The adult birds on Maketu Spit were caught and held in aviaries until Bay of Plenty beaches were cleaned up and were no longer at risk of further oil washing ashore.

These are all rare modern examples of entire clutches being collected from protected birds. Most of the additions to the Te Papa egg collection in the last 50 years have been single infertile or damaged eggs found by researchers.

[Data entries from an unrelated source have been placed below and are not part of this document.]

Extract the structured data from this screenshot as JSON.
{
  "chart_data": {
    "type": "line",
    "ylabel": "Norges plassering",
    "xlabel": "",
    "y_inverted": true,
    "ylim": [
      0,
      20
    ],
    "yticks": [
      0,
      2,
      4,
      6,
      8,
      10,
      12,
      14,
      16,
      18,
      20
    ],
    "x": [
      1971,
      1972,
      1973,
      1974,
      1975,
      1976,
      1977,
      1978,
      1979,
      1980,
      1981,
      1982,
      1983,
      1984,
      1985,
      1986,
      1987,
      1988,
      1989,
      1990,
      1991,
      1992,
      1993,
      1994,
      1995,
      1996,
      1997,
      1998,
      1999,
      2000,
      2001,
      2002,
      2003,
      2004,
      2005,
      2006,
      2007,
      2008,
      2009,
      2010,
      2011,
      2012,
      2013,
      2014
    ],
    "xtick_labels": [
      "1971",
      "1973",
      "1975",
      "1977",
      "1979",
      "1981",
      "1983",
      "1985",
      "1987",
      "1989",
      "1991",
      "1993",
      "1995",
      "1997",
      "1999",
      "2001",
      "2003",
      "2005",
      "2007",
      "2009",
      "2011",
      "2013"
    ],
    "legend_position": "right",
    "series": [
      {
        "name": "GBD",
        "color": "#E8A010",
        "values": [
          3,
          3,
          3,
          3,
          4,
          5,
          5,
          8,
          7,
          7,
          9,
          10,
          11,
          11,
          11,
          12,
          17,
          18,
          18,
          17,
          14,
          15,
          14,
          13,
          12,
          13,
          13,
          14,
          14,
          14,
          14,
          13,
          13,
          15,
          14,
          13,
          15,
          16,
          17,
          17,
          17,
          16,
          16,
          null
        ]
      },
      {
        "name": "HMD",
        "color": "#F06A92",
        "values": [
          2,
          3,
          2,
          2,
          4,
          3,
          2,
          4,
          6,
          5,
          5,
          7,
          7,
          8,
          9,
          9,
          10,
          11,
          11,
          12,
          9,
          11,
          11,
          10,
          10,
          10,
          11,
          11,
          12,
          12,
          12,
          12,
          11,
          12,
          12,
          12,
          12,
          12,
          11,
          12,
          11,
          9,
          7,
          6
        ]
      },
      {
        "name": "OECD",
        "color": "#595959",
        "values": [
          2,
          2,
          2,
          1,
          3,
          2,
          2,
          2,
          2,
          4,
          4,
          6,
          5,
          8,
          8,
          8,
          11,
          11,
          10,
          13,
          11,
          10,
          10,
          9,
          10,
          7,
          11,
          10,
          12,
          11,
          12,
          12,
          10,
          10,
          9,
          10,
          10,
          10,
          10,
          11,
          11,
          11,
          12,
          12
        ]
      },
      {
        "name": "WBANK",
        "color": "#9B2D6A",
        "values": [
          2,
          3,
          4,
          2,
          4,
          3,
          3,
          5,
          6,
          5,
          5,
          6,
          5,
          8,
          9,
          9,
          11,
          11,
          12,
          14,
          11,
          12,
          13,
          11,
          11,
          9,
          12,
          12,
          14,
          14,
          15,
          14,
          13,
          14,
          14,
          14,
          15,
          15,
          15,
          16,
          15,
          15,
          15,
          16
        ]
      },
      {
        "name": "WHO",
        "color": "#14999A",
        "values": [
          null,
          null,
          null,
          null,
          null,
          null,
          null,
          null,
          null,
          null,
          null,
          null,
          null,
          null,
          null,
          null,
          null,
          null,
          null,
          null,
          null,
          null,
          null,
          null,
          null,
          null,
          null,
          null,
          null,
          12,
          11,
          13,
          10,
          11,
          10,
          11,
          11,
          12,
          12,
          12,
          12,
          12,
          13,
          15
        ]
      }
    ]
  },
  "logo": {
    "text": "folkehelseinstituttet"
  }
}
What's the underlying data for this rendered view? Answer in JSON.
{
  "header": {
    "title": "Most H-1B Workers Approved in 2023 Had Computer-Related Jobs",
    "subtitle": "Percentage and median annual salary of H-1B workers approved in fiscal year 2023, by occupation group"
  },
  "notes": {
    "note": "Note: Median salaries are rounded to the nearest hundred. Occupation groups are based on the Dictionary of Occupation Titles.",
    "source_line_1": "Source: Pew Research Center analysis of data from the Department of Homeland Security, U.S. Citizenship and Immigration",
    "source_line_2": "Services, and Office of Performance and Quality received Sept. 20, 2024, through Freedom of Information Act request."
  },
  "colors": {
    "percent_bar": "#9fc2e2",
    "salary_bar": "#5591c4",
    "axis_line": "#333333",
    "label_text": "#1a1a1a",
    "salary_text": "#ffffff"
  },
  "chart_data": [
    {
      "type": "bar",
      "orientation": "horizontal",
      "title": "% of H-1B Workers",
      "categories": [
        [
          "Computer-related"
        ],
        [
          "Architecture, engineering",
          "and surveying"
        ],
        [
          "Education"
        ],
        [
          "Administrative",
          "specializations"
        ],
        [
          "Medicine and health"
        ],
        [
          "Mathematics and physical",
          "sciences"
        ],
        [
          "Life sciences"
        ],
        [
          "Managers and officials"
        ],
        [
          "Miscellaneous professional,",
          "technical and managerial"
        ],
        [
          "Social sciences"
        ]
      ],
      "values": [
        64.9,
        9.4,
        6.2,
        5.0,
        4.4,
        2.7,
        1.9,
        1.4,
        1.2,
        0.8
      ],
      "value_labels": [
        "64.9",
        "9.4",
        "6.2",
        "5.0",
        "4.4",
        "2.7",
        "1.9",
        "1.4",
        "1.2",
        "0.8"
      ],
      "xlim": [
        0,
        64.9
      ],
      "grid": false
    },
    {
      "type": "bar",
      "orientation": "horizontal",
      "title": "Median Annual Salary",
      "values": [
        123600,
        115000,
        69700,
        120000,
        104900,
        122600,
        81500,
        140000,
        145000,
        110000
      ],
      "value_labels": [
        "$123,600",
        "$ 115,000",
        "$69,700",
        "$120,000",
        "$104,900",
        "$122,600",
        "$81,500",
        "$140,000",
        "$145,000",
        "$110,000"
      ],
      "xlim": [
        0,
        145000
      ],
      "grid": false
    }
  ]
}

New Zealand dotterel clutch, Maketu Spit, Bay of Plenty, October 2011. Specimen OR.029416, eggs approx. 45 mm x 32 mm. Photograph by Jean-Claude Stahl. Te Papa

New Zealand dotterel clutch, Maketu Spit, Bay of Plenty, October 2011. Specimen OR.029416, eggs approx. 45 mm x 32 mm. Photograph by Jean-Claude Stahl. Te Papa

Future blogs will explore some of the individuals and institutions who were major contributors to the Te Papa egg collection.

Related blog

What was New Zealand’s first fully protected native bird?

10 Responses

  1. Jo Russell

    What a fantastic day of photographs of the collection. The Otorohanga Kiwi House also had a large collection of native eggs. We’d be keen to understand more about how the photographs were taken as we’d like to record our collection in a similar way.

    Reply
    • Colin Miskelly

      Kia ora Jo
      Thanks very much for your comment. I will contact you directly about your photography enquiry.
      Kind regards
      Colin

  2. Olwen Mason

    Thanks for this, Colin. I read recently that owls have round eggs so I was interested to see the Laughing Owl’s egg. It doesn’t look completely round. in that picture, to me. Are all owl eggs round? Have you any idea why? The item I read was about the shape of eggs and said it was governed by flying ability – fast, agile fliers producing more elongated eggs. What does that say about owls? Here is the article http://www.sciencemag.org/news/2017/06/surprisingly-simple-explanation-shape-bird-eggs.

    Reply
    • Colin Miskelly

      Thanks very much for your comments Olwen
      The laughing owl egg is one of the ’roundest’ eggs in the collection. Round eggs is a characteristic that owls share with several other tree-hole nesting groups (e.g. parrots and kingfishers). The paper that you quote is certainly intriguing, but there is a lot of scatter in the graph, suggesting that there are multiple factors affecting egg shape. If flying ability was a major driver, I would expect greater variation with a group – e.g. sedentary owls having rounder eggs than migratory ones. There are clearly many exceptions to the pattern. Kiwi don’t fly at all, but have very elongated eggs, presumably because they are so large in relation to body size.
      Kind regards
      Colin

  3. Barbara Hammonds

    Thanks Colin and Jean-Claude. What a great opportunity to tell these stories. I was especially moved by the eggs of the extinct birds i knew less about than the moas, like the bush wren, and followed the links to NZ Bird to see some of these.

    Reply
    • Colin Miskelly

      Thanks very much Barbara
      Yes – the eggs are a poignant reminder of how recently so many of our native birds have become extinct. We decided during the project to include measurements of all the eggs that are shown individually on NZ Birds Online. You need steady nerves to handle and measure such fragile relics of extinct species.
      Kind regards
      Colin

  4. Marie-Louise Myburgh

    Great read. Thanks.

    Reply
    • Colin Miskelly

      Thanks very much for your feedback Marie-Louise
      Kind regards
      Colin

  5. Denis Asher

    A lovely survey, with gorgeous images. That would have been a tough task for J-C?!

    Reply
    • Colin Miskelly

      Thanks very much Denis.
      Jean-Claude admitted to being quite moved (and more than a little nervous) photographing the moa eggs – and I also appreciated the opportunity to see these taonga when removed from their storage cases.